Why Two Arms?
Many everyday tasks require two arms: opening jars, pouring water, picking up food, packing boxes. Humans use two arms coordinated — one holding, one manipulating, or both doing same action together.
Bimanual manipulation for robots is similar: 2 robot arms working simultaneously with precise coordination. But complexity multiplies — 14 DOF (2 x 6-DOF arm + 2 grippers) instead of 7, action space doubles, and need to prevent arms from colliding.

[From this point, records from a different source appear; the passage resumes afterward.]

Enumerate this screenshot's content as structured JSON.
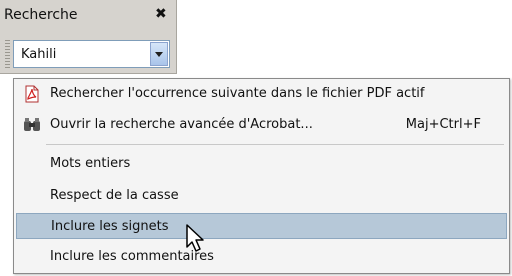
{
  "panel": {
    "title": "Recherche",
    "close_glyph": "✖",
    "search_value": "Kahili"
  },
  "menu": {
    "items": [
      {
        "label": "Rechercher l'occurrence suivante dans le fichier PDF actif",
        "icon": "pdf-icon"
      },
      {
        "label": "Ouvrir la recherche avancée d'Acrobat...",
        "shortcut": "Maj+Ctrl+F",
        "icon": "binoculars-icon"
      },
      {
        "label": "Mots entiers"
      },
      {
        "label": "Respect de la casse"
      },
      {
        "label": "Inclure les signets",
        "selected": true
      },
      {
        "label": "Inclure les commentaires"
      }
    ]
  },
  "colors": {
    "panel_bg": "#d6d3ce",
    "menu_bg": "#f4f4f4",
    "highlight": "#b6c8d8"
  }
}
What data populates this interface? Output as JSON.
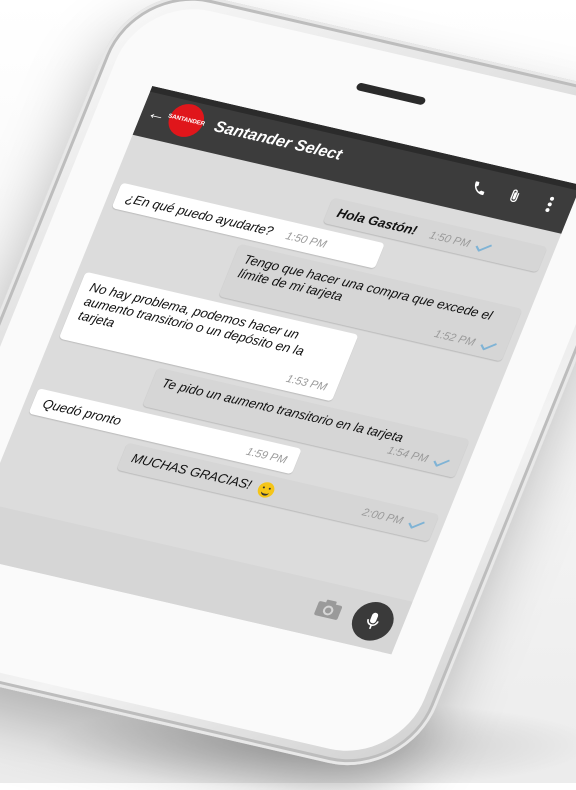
{
  "chat": {
    "contact_name": "Santander Select",
    "avatar_label": "SANTANDER",
    "messages": [
      {
        "id": "m1",
        "direction": "out",
        "text": "Hola Gastón!",
        "time": "1:50 PM",
        "read": true
      },
      {
        "id": "m2",
        "direction": "in",
        "text": "¿En qué puedo ayudarte?",
        "time": "1:50 PM"
      },
      {
        "id": "m3",
        "direction": "out",
        "text": "Tengo que hacer una compra que excede el límite de mi tarjeta",
        "time": "1:52 PM",
        "read": true
      },
      {
        "id": "m4",
        "direction": "in",
        "text": "No hay problema, podemos hacer un aumento transitorio o un depósito en la tarjeta",
        "time": "1:53 PM"
      },
      {
        "id": "m5",
        "direction": "out",
        "text": "Te pido un aumento transitorio en la tarjeta",
        "time": "1:54 PM",
        "read": true
      },
      {
        "id": "m6",
        "direction": "in",
        "text": "Quedó pronto",
        "time": "1:59 PM"
      },
      {
        "id": "m7",
        "direction": "out",
        "text": "MUCHAS GRACIAS!",
        "time": "2:00 PM",
        "read": true,
        "emoji": "smile"
      }
    ]
  },
  "icons": {
    "back": "arrow-left-icon",
    "call": "phone-icon",
    "attach": "paperclip-icon",
    "menu": "more-vert-icon",
    "camera": "camera-icon",
    "mic": "mic-icon",
    "read": "check-icon"
  },
  "colors": {
    "brand": "#e0161b",
    "header": "#3c3c3c",
    "check": "#7fb3d5"
  }
}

Previous posts covered grasping, imitation learning, diffusion policy, VLA, and dexterous hands. This post focuses on bimanual — hardware, data collection, and training methods.
ALOHA: Hardware Platform
ALOHA Original (2023)
ALOHA (A Low-cost Open-source Hardware System for Bimanual Teleoperation) from Stanford (Tony Zhao, Chelsea Finn) transformed bimanual manipulation research:
Design:
- 4 robot arms: 2 leader (human-controlled) + 2 follower (data collection)
- Dynamixel servos: XM430-W350 and XM540-W270
- 6 DOF per arm + 1 DOF gripper = 7 DOF x 2 = 14 DOF total
- 4 cameras: 2 top-down + 2 wrist-mounted
- Price: ~20,000 USD (10x cheaper than commercial bimanual setup)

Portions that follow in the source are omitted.